Por IGNACIO OLIVERA DOLL - Por estos días, el mercado de dólar a futuro bien podría ser una medida de los temores que empezaron a generar en empresas y operadores las especulaciones sobre la Argentina “post-electoral”. El dólar a un año superó esta semana los $ 5 en Nueva York, y amplió abruptamente su spread con los contratos que se pactan para igual posición a nivel local, en el Rofex ($ 4,18), hasta superar un máximo de 80 centavos. Semejante diferencia no se veía desde noviembre y diciembre pasado, justamente los meses del manotazo oficial a los fondos jubilatorios, cuando los mercados se vieron envueltos en un miedo generalizado a la confiscación.
La brecha que existe hoy entre las curvas de las diferentes posiciones, en el Rofex y en Nueva York, ya está vista por los analistas como un indicador que revela la enorme incertidumbre local. La tasa implícita entre ambas plazas superó esta semana el 15% anual en todas las posiciones, un nuevo máximo de los últimos meses, y sugirió que sobre ella existen hoy factores adicionales, que poco tienen que ver con la conocida intervención del Central para aplanar la curva de los rendimientos a futuro. “Pareciera que hay otras cosas: el ‘riesgo Argentina’, la incertidumbre electoral, los rumores de desdoblamiento cambiario, y cosas que no hacen a la tranquilidad”, estimó un economista.
Una empresa, con necesidad de cubrirse del riesgo del tipo de cambio para los próximos meses, hubiera podido adquirir, en la Argentina, un contrato de dólar a futuro a precios altamente atractivos: $ 3,7330 a un mes; $ 3,8180 a tres meses; $ 3,9440 a seis meses; y $ 4,1750 a un año. Pero hubiera tenido que pagar bastante más, en cambio, de haber hecho esa misma operación en Nueva York: $ 3,7675 a un mes; $ 3,9012 a tres meses; $ 4,25 a seis meses y $ 4,90 a un año. “Esa diferencia podría significar que hay un riesgo de incumplimiento de la contraparte acá en la Argenitna. Si un banco del exterior te pide $ 5 por cada dólar, y acá sólo se te piden $ 4,18, quiere decir que acá hay más posibilidades de que te cambien las reglas de juego”, consideró un alto ejecutivo de finanzas de una compañía de primera línea.

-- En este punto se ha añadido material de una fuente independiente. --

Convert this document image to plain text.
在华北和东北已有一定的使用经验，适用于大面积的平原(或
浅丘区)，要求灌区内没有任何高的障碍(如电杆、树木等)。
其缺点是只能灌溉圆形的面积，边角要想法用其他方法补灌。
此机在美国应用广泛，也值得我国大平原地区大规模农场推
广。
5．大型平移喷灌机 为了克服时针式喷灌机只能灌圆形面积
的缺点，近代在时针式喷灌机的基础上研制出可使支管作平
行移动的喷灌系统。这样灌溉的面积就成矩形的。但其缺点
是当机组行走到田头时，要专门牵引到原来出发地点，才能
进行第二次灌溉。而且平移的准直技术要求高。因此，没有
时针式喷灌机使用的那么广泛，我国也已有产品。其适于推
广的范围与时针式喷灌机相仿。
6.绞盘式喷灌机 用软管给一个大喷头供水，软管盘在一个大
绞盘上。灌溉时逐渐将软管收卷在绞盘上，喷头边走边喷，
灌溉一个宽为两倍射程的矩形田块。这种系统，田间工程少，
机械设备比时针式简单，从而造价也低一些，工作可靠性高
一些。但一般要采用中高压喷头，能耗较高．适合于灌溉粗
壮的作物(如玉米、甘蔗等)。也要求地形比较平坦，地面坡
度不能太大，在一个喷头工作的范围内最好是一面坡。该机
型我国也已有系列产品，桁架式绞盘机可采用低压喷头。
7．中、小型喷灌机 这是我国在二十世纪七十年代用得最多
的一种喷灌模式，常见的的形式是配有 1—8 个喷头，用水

Desde el Banco Central, una fuente se encargó de refutar esa especulación: “Cada fin de mes se renueva la mitad de los vencimientos, lo cual es una señal de confianza del organismo. Aún en algunos fines de mes en que hubo situaciones de estrés cambiario, o de mayor tensión, la mitad de los vencimientos se renovó”, explicaron.
Desde un banco extranjero que realiza diariamente la operatoria explicaron a este diario que, desde hace un tiempo, se percibe un mayor volumen en los contratos a futuro en Nueva York: “Pasó un poco el susto a nivel global, y se empezó a abrir más el mercado para los emergentes”, dijo. Y atribuyó la diferencia de cotizaciones a la percepción que tienen sobre el país los inversores en el exterior: “La información que llega a afuera es que el Gobierno puede perder las elecciones, que el país se va a complicar un poco más, y que el gap de caja debe ajustarse con una devaluación”, agregó.
El gerente de desarrollo del Rofex, Javier Marcus, explicó que “el spread de tasas implícitas en ambas cotizaciones fue muy grande en los comienzos del año, en marzo se fue achicando, y ahora volvió subir mucho: entre la semana pasada y la actual, aumentó de 7% a 13% en los contratos a 30 días”. Días atrás, el Ieral advirtió en un informe que “la brecha existente sugiere factores distorsivos”, y que eso “no es conveniente desde el punto de vista de las expectativas para el manejo de variables monetarias del Central”.